Louisiana has secured a $1.5 billion, 30-year loan from the federal government that will allow the U.S. Army Corps of Engineers to bring the $14.3-billion Hurricane and Storm Damage Risk Reduction System (HSDRRS) to 100-year levels by 2011.
"While most Corps Civil Works projects are cost-shared, because of the special circumstances facing Louisiana after the devastation of Hurricane Katrina, we were able to take advantage of a rarely-used law that allows the United States to pay the full cost up front, giving the state 30 years to repay their share," says John Paul Woodley, assistant secretary of the Army for Civil Works.
"This is one of the first times ever where the state and parish are allowed to pay back the non-federal cost share over the next 30 years," says Garrett Graves, chairman of the Louisiana Coastal Protection and Restoration Authority. "We couldn't have moved forward without this. The local cost share was going to cripple the state."
The Corps will award 113 contracts worth $4.1 billion in 2009 in its efforts to meet the 2011 deadline, says Karen Durham-Aguilera, a civil engineer who is director of the Corps' Task Force Hope.
The state and local authorities won't be obligated to make payments until some elements of the HSDRRS are complete, says Mike Park, deputy director for the Corps' Task Force Hope. "The rest is amortized over 30 years," he says.
Woodley and Graves were in New Orleans January 16 to sign that agreement, as well as a Project Partnership Agreement to put into place a cost-sharing agreement that paves the way for $1.3 billion in construction for the Southeast Louisiana Urban Flood Damage Reduction Project.
The SELA project was authorized by Fiscal 1996 Energy and Water Development Appropriations Act and the Water Resources Development Act (WRDA) of 1996, after severe flooding in May 1995 illustrated the need for drastic improvements to drainage systems in the greater New Orleans area.

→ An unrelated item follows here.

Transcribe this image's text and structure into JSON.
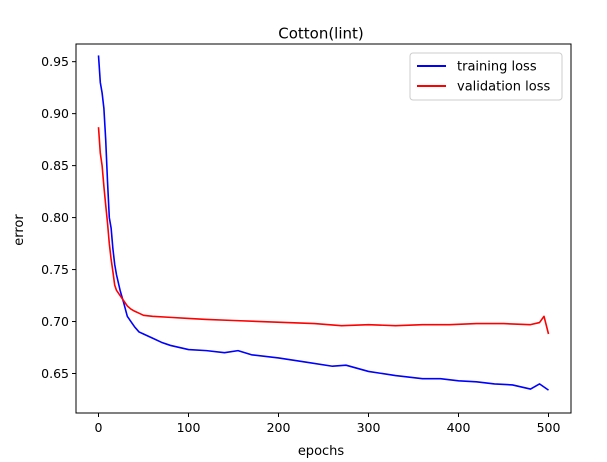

SELA supports the parishes' master drainage plans and include: drainage canal improvements and construction of new drainage canals, replacement of bridges, provision of backup power at existing pump stations, construction of new pump stations, and associated intake and discharge works.
"All of us who live in the Greater New Orleans area know we have heavy flooding with rain," Durham-Aguilera says. "Thanks to the supplemental passed last year, we've added $1.3 billion to SELA. Besides evacuating water during a normal 10-year rain event, this will also reduce risk, making everyone safer and dryer in the event of a hurricane."
The SELA program is about 60% complete, Durham-Aguilera says, with a 2016 anticipated completion. To date, 51 contracts have been awarded in Orleans and Jefferson Parishes, with 41 complete. Of work authorized and approved under SELA, 23 contracts remain to be awarded—12 in Jefferson Parish and 11 in Orleans Parish. Two projects are scheduled to be awarded in the summer of 2009. Other drainage studies are underway in Orleans, Jefferson and St. Tammany Parishes, potentially adding to the overall cost.
Prior to the PPA signing, CPRA made cooperative endeavor agreements with both the Sewerage and Water Board of New Orleans and the Jefferson Parish Council to serve as a facilitator between the parish entities and the Corps. One of the problems pinpointed after Hurricane Katrina was the funding and maintenance confusion with overlapping jurisdictions, so the CPRA promised to help facilitate a more comprehensive approach. "This funding is an enormous boost to the flood fighting efforts of the parishes, the state and the Corps," Graves says. "We are going to build these levees and provide better protection. When you do that, you create a bowl. We have to evacuate the water from that bowl."
The signings were held at the former Pump Station No. 6, which was renamed on the same day for G. Joseph Sullivan, 36-year general superintendent for the New Orleans Sewerage & Water Board. Sullivan, who was appointed by former Mayor Moon Landrieu, retired last summer. Sullivan invented the huge rake that clears debris before entering the 1899-constructed pump station, the world's largest with a 10,000 cfs capacity.